Ademais, pedem um golpe militar, mas o atual presidente – o seu condutor – repete que joga no interior das “quatro linhas”. Desnudam-se, pois, as duas caras da reação, revelando seu propósito e comportamento amoral. Eis porque só convencem os fanáticos, fazendo com que os fins concebidos para justificar seus meios sórdidos contribuam para sua ruina. O caráter falso do pronunciamento autocrata o comprova: permite a transição, afirma seguir as regras e fala em desobstruir as vias, mas desconhece a eleição dos “inimigos”, silencia sobre o reclamo às tropas e apoia os seus ativistas. Remenda o fenômeno para preservar o essencial. Eis a origem dos vocábulos ambíguos.

São palavras do jogo duplo, impostas pelas circunstâncias reais. Se recuar e desautorizar os baderneiros, afasta-se dos seus milicianos e se desmoraliza como aspirante a Duce. Se assumir o terceiro turno aventureiro, aprofunda o abismo que o indispõe com a maioria burguesa e suas entidades, com a massa dos caminhoneiros e seus representantes sindicais, com a população atingida pelos distúrbios sem motivos defensáveis, com milhões de votantes violentados em seu direito básico, com diferentes órgãos estatais legalistas, com a parte pragmática dos conservadores nos parlamentos e mesmo com setores da extrema-direita que atiram pedras, mas relutam em rasgar dinheiro.

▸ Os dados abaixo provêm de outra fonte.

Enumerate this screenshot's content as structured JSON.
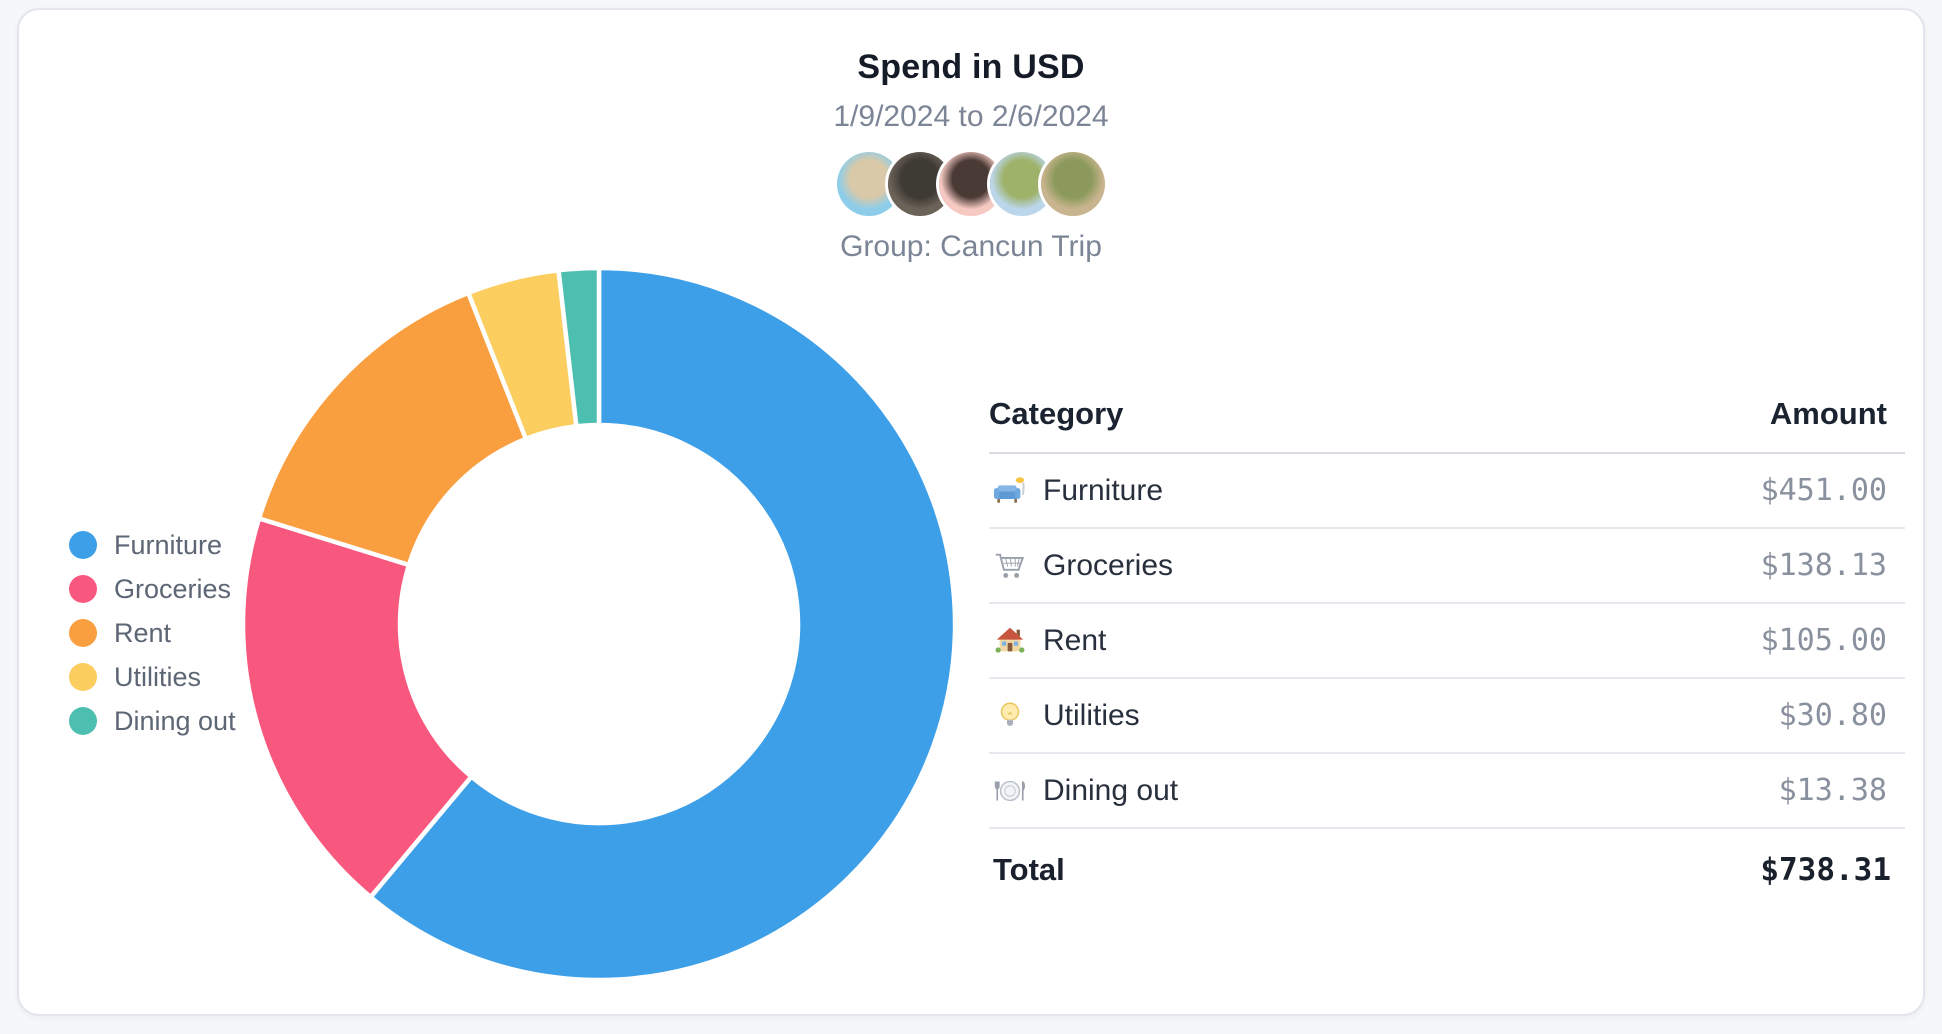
{
  "header": {
    "title": "Spend in USD",
    "date_range": "1/9/2024 to 2/6/2024",
    "group_label": "Group: Cancun Trip",
    "avatars": [
      {
        "name": "member-1",
        "colors": [
          "#8ECDE9",
          "#D9C9A8"
        ]
      },
      {
        "name": "member-2",
        "colors": [
          "#6B6258",
          "#3E3A34"
        ]
      },
      {
        "name": "member-3",
        "colors": [
          "#F6C9C3",
          "#4A3A35"
        ]
      },
      {
        "name": "member-4",
        "colors": [
          "#BBD6EA",
          "#9FB26A"
        ]
      },
      {
        "name": "member-5",
        "colors": [
          "#C8B48E",
          "#8B9A5C"
        ]
      }
    ]
  },
  "legend": {
    "items": [
      {
        "label": "Furniture",
        "color": "#3D9FE8"
      },
      {
        "label": "Groceries",
        "color": "#F9587E"
      },
      {
        "label": "Rent",
        "color": "#FA9F40"
      },
      {
        "label": "Utilities",
        "color": "#FBCE5F"
      },
      {
        "label": "Dining out",
        "color": "#4DBFB0"
      }
    ]
  },
  "table": {
    "headers": {
      "category": "Category",
      "amount": "Amount"
    },
    "rows": [
      {
        "icon": "couch-icon",
        "category": "Furniture",
        "amount": "$451.00"
      },
      {
        "icon": "cart-icon",
        "category": "Groceries",
        "amount": "$138.13"
      },
      {
        "icon": "house-icon",
        "category": "Rent",
        "amount": "$105.00"
      },
      {
        "icon": "bulb-icon",
        "category": "Utilities",
        "amount": "$30.80"
      },
      {
        "icon": "plate-icon",
        "category": "Dining out",
        "amount": "$13.38"
      }
    ],
    "total": {
      "label": "Total",
      "amount": "$738.31"
    }
  },
  "chart_data": {
    "type": "pie",
    "variant": "doughnut",
    "title": "Spend in USD",
    "subtitle": "1/9/2024 to 2/6/2024",
    "categories": [
      "Furniture",
      "Groceries",
      "Rent",
      "Utilities",
      "Dining out"
    ],
    "values": [
      451.0,
      138.13,
      105.0,
      30.8,
      13.38
    ],
    "total": 738.31,
    "colors": [
      "#3D9FE8",
      "#F9587E",
      "#FA9F40",
      "#FBCE5F",
      "#4DBFB0"
    ],
    "legend_position": "left",
    "start_angle_deg": -90,
    "direction": "clockwise",
    "inner_radius_ratio": 0.56,
    "slice_gap_color": "#FFFFFF"
  }
}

Nesse quadro, a tarefa-chave da frente ampla é garantir a posse dos eleitos, sejam de que partidos e federações forem. Para tanto, é preciso exigir que as diferentes autoridades públicas eliminem imediatamente os bloqueios rodoviários, cabendo aos movimentos populares suprir a carência ou prevaricação das instituições competentes, vez que, pelos artigos 144 da CF e 301 do CPP, todos são responsáveis pela segurança pública. Também cabe à chapa eleita e à equipe transicional prepararem as primeiras iniciativas econômico-sociais, para isolar mais ainda os situacionistas nos estertores, bem como, sobretudo, consolidar e difundir as medidas emergenciais do novo governo.